The online poll of 1,000 drivers, commissioned by mobile workforce management technology company BigChange, found that while 9% of respondents who had no managerial responsibility admitted to having incurred a driving ban, the figure rose to 12% for middle managers and jumped to 25% for board level executives.
The worst culprits were chief executives and managing directors, 51% of whom admitted they had been banned.
Only 16% of commercial van drivers and 12% of all employees who drive on company business had received similar sanctions.

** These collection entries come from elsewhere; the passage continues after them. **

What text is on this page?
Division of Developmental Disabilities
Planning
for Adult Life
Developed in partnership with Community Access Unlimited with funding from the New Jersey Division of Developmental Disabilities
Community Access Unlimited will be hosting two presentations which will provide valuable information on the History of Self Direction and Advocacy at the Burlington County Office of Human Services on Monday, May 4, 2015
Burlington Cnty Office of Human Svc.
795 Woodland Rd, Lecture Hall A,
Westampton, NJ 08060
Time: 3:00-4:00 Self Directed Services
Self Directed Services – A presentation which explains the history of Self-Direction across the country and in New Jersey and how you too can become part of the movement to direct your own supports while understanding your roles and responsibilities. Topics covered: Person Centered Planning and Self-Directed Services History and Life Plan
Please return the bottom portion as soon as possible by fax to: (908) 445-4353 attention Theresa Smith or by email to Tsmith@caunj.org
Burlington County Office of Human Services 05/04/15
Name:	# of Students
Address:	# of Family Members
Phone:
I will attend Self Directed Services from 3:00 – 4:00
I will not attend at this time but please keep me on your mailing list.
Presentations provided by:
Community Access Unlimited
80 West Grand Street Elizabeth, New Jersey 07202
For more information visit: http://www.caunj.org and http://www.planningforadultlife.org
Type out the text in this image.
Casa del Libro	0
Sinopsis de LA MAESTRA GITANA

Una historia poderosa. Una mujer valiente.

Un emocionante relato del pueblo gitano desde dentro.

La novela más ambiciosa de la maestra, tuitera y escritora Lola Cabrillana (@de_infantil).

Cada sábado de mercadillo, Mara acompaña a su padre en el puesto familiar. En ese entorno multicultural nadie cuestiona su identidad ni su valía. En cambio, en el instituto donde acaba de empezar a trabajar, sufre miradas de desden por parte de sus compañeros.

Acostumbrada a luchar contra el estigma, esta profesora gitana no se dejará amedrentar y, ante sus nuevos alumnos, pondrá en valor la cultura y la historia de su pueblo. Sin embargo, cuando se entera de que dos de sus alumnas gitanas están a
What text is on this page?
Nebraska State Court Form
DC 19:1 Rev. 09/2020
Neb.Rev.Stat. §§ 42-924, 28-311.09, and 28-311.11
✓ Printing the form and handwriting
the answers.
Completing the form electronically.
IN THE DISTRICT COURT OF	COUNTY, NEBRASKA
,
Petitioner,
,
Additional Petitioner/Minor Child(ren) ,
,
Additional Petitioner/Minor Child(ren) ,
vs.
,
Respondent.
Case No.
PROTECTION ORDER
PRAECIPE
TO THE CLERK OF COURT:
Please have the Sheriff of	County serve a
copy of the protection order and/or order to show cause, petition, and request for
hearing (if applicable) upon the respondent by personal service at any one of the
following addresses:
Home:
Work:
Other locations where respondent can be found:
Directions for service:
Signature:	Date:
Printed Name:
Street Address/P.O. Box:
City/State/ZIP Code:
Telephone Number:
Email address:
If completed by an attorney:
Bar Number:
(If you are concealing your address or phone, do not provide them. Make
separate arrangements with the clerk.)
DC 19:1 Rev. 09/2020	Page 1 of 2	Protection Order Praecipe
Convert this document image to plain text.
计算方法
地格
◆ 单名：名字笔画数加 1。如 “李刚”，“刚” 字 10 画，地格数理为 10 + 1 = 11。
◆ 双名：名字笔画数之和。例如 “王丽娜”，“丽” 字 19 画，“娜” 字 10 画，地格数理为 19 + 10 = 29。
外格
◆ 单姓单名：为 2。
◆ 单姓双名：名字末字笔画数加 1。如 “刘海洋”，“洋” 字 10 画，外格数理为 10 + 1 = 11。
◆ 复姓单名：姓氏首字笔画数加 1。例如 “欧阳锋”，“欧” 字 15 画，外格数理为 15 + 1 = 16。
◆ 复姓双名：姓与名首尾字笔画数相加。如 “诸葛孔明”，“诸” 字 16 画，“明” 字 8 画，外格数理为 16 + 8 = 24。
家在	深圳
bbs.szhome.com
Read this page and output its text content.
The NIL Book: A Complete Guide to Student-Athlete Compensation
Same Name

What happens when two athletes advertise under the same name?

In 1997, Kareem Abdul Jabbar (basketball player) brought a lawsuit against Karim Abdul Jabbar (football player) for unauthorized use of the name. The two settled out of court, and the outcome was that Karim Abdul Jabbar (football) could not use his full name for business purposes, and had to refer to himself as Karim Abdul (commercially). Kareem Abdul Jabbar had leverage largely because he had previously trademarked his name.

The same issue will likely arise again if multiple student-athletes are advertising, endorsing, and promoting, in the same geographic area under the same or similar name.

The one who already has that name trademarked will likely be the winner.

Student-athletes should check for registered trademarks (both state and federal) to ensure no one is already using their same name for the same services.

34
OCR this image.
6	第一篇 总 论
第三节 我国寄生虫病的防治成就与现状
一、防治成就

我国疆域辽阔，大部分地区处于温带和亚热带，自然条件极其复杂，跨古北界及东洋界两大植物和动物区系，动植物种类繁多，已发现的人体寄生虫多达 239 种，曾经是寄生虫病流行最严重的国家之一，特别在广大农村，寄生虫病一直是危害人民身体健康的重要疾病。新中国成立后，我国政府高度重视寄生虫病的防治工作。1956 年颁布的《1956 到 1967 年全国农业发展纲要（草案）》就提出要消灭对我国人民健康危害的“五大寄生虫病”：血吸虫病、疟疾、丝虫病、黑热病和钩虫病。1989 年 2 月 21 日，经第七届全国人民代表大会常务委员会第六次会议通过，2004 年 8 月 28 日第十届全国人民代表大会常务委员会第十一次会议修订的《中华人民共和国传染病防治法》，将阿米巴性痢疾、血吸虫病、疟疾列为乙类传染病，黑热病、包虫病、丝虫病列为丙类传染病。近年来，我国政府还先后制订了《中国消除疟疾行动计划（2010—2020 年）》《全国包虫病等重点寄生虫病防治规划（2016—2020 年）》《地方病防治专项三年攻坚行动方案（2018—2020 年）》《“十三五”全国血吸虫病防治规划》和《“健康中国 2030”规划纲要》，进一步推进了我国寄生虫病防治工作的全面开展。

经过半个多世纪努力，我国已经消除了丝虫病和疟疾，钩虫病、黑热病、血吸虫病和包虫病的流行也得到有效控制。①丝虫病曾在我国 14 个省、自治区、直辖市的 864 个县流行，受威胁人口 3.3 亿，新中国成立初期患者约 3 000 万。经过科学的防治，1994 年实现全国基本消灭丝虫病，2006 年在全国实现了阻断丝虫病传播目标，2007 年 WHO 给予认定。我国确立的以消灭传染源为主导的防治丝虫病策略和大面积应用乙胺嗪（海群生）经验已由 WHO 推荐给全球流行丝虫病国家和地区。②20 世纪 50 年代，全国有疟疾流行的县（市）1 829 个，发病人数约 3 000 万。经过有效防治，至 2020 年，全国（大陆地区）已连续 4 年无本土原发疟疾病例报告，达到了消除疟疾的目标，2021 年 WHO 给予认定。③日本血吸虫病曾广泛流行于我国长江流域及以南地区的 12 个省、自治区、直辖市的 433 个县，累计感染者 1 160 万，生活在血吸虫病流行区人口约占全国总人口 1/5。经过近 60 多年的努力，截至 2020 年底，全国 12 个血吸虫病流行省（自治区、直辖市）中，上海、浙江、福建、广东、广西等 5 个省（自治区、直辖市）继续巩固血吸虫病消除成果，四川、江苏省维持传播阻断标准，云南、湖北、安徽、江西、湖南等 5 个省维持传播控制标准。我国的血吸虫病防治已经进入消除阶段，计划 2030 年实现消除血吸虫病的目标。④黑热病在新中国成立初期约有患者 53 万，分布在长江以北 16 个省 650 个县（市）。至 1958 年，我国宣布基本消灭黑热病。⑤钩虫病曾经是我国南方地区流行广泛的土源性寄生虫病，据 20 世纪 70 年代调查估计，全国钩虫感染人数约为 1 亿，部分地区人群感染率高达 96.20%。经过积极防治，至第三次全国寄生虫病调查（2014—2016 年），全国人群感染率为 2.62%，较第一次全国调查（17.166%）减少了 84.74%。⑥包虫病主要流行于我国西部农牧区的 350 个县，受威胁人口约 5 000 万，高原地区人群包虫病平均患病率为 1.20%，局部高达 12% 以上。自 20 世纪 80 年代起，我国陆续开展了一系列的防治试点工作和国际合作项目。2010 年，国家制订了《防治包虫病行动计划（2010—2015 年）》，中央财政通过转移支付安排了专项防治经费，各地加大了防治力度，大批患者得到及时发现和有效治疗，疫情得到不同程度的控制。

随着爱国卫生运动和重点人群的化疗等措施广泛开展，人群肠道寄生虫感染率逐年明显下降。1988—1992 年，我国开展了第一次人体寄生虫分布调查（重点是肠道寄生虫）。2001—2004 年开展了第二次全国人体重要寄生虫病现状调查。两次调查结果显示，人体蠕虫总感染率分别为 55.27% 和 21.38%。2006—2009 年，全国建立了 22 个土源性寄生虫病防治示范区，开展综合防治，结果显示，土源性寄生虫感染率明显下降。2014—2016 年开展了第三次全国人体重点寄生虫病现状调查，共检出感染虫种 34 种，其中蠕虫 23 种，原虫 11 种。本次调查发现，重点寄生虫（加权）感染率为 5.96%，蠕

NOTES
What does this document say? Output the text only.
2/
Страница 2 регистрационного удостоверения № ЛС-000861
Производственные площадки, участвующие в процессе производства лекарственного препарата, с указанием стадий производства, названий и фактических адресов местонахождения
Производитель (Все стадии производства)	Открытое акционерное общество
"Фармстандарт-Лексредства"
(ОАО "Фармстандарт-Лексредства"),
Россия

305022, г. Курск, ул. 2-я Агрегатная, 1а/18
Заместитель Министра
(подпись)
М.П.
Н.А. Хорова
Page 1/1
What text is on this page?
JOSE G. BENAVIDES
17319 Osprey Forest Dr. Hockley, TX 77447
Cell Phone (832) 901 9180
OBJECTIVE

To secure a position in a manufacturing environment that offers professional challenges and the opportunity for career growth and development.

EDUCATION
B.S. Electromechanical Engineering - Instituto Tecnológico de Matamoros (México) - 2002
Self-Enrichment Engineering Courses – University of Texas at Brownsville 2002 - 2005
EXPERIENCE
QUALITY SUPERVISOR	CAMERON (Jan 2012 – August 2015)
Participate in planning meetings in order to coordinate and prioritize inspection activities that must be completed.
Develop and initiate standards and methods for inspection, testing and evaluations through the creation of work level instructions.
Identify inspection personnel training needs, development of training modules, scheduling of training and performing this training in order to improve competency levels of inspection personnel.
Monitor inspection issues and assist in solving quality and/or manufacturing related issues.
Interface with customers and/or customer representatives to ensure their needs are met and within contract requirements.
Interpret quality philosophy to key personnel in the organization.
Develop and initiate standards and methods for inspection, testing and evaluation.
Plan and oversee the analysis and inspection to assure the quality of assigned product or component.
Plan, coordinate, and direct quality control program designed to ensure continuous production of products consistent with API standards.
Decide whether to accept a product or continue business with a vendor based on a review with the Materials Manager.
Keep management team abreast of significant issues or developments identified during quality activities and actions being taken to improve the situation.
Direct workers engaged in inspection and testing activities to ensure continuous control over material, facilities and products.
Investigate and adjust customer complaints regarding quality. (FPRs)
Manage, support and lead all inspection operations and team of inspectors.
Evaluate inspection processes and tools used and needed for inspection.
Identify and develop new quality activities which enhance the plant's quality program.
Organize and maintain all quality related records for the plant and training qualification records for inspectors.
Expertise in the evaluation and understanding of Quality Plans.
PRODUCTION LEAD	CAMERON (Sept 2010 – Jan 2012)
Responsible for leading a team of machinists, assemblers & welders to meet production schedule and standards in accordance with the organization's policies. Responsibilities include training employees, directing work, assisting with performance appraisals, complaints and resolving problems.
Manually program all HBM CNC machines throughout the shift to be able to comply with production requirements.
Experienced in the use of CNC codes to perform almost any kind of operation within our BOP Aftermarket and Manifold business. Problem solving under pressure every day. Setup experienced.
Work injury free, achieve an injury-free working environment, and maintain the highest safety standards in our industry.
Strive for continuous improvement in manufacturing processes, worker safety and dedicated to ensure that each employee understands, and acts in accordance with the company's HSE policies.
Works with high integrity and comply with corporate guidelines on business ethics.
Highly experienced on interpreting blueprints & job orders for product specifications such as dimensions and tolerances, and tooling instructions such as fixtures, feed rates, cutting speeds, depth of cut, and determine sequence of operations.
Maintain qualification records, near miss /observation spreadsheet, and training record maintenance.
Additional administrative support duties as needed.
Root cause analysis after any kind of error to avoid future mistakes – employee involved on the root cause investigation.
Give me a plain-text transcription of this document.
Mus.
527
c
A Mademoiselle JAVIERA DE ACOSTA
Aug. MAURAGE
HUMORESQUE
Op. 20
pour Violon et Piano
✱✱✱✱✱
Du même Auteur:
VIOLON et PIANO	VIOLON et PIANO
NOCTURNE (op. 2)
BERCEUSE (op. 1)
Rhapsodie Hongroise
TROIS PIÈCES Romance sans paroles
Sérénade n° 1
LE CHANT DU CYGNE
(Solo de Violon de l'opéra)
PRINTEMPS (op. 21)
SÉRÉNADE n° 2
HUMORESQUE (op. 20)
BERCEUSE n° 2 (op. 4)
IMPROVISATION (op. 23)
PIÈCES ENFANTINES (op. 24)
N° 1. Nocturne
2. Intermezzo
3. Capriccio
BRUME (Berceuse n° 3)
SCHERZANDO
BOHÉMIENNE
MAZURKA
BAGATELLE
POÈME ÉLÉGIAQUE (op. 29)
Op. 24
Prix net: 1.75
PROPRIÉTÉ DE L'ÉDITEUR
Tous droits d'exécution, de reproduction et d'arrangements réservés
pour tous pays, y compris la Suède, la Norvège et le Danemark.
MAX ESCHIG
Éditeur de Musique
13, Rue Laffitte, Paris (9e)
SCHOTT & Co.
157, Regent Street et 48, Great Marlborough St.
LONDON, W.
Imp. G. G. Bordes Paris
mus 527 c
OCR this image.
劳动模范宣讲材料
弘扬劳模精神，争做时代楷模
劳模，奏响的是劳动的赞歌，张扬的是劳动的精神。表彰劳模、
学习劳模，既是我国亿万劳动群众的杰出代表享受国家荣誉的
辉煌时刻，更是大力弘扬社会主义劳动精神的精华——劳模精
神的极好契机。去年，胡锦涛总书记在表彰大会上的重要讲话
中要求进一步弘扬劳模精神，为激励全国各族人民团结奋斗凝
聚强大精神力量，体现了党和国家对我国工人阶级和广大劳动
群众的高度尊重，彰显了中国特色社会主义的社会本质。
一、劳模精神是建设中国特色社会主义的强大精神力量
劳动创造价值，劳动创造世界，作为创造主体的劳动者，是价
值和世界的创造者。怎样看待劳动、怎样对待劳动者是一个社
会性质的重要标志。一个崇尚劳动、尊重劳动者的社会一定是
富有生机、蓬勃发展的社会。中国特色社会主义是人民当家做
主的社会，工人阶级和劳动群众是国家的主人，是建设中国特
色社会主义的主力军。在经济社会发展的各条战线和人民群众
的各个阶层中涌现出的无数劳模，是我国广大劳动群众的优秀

The survey, conducted by research consultancy Opinium during August, also found that chief executives and managing directors were likely to have accrued the most penalty points on their driving licences, averaging 4.8 points for chief executives and 3.7 points for managing directors. This compared with 2.7 points for van drivers.
A third (32%) of all board level executives surveyed admitted to speeding at least once a week, while a quarter said they used a mobile phone while driving on a weekly basis.
The publication of the research coincides with the launch of a new BigChange campaign, Leaders for Life, which is designed to encourage business leaders to promote safer driving at work. Department for Transport figures show that 1,792 people were killed on Britain’s roads in 2016, the highest annual total since 2011.
Joshua Harris, director of campaigns at road safety charity Brake, which supports the campaign, said: “Speeding and mobile phone use are illegal and highly dangerous driving behaviours which can all too easily result in devastating consequences.
“Nearly a third of all road deaths involve someone driving for work and that won’t change until business leaders take charge of their own driving habits and those of their employees. This research shows that anyone who gets behind the wheel can be guilty of dangerous driving, and business leaders must do more to manage the behaviour of everyone on their behalf.”